The third publication, Discovery of simple blood based test to predict early onset of Alzheimer’s using standard clinical mass spectrometry platforms, has just been released as a preprint and is also being submitted to a peer-reviewed journal for publication. It reports on another early longitudinal study of Diadem’s AlzoSure prognostic assay. The authors begin by noting that despite the increasing number of individuals affected by AD every year, no effective therapy has yet been approved. A major factor underlying the lack of disease-modifying therapeutics is the inadequacies of current diagnostic methods, which only identify AD years after molecular damage to the central nervous system has been underway. Earlier diagnosis would make it feasible to initiate disease-modifying therapies much earlier in the disease process.

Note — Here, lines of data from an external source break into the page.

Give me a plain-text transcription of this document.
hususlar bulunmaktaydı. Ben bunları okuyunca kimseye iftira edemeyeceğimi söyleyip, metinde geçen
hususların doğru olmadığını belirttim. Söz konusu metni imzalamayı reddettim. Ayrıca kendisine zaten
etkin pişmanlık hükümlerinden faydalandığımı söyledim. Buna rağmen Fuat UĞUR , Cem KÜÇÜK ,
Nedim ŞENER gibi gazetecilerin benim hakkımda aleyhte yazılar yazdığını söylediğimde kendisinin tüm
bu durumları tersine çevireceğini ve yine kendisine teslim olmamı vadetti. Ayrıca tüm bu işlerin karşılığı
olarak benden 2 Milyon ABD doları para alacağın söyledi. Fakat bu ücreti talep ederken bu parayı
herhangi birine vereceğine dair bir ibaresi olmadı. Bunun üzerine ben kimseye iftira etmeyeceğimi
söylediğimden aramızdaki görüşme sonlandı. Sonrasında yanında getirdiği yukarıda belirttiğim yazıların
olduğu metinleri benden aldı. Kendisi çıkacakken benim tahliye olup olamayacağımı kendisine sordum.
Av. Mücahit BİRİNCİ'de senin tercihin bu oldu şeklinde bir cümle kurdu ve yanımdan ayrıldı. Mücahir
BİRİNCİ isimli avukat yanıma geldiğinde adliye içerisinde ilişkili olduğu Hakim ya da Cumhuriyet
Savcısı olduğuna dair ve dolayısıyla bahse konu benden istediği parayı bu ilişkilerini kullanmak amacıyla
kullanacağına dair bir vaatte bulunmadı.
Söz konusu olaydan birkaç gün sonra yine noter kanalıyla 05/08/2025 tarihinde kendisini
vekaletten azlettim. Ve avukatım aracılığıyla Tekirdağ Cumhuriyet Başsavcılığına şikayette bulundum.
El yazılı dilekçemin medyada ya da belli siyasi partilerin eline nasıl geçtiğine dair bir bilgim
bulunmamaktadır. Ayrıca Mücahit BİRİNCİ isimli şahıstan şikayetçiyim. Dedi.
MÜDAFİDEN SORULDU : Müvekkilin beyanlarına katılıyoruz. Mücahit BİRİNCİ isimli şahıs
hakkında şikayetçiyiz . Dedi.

Knowing that the p53 conformational variant (U-p53AZ) had been correlated with AD, the researchers developed a mass spectrometry method for precise quantification of the p53 conformational variant from plasma. They analysed 107 plasma samples from patients with known clinical outcomes at different time points and tested the prognostic performance of the AD-specific U-p53AZ peptide (AZ 284) in different sets of individuals, progressing from cognitive normal or mild cognitive impairment to AD dementia. Brain amyloid burden by PET imaging data was available for most of the plasma samples and apolipoprotein E-4 levels were also measured. Participants were classified as cognitively unimpaired (CU), as MCI, or as presenting symptomatic AD. For each diagnostic group, changes of status at the follow-up visits (after 18 and 36 months) were reported.
Using this well-characterized longitudinal cohort, the researchers demonstrated that U-p53AZ successfully predicted MCI progression to AD at least 36 months earlier, and in a cognitively unimpaired subject, it did so at least six years before symptoms became apparent. Diagnostic performance of the U-p53AZ peptide in the individuals progressing from cognitive normal and mild cognitive impairment to AD dementia confirmed that quantitative analysis of U-p53AZ is a reliable tool for prediction of AD progression up six years in advance of diagnosis, with AUC≥ 90%. The authors conclude that taken together, the results support the implementation of the U-p53AZ biomarker as an affordable and powerful prognostic tool for the early, non-invasive diagnosis of AD in individuals with no symptoms or with early symptoms of cognitive impairment. The study authors also note that availability of this type of accurate, non-invasive, inexpensive test could enable clinical trials for new AD therapies much earlier in the course of the disease when interventions are more likely to be effective. They also point out that it would be helpful to confirm these findings in a larger study. Diadem is currently conducting further validation studies in about 1000 subjects.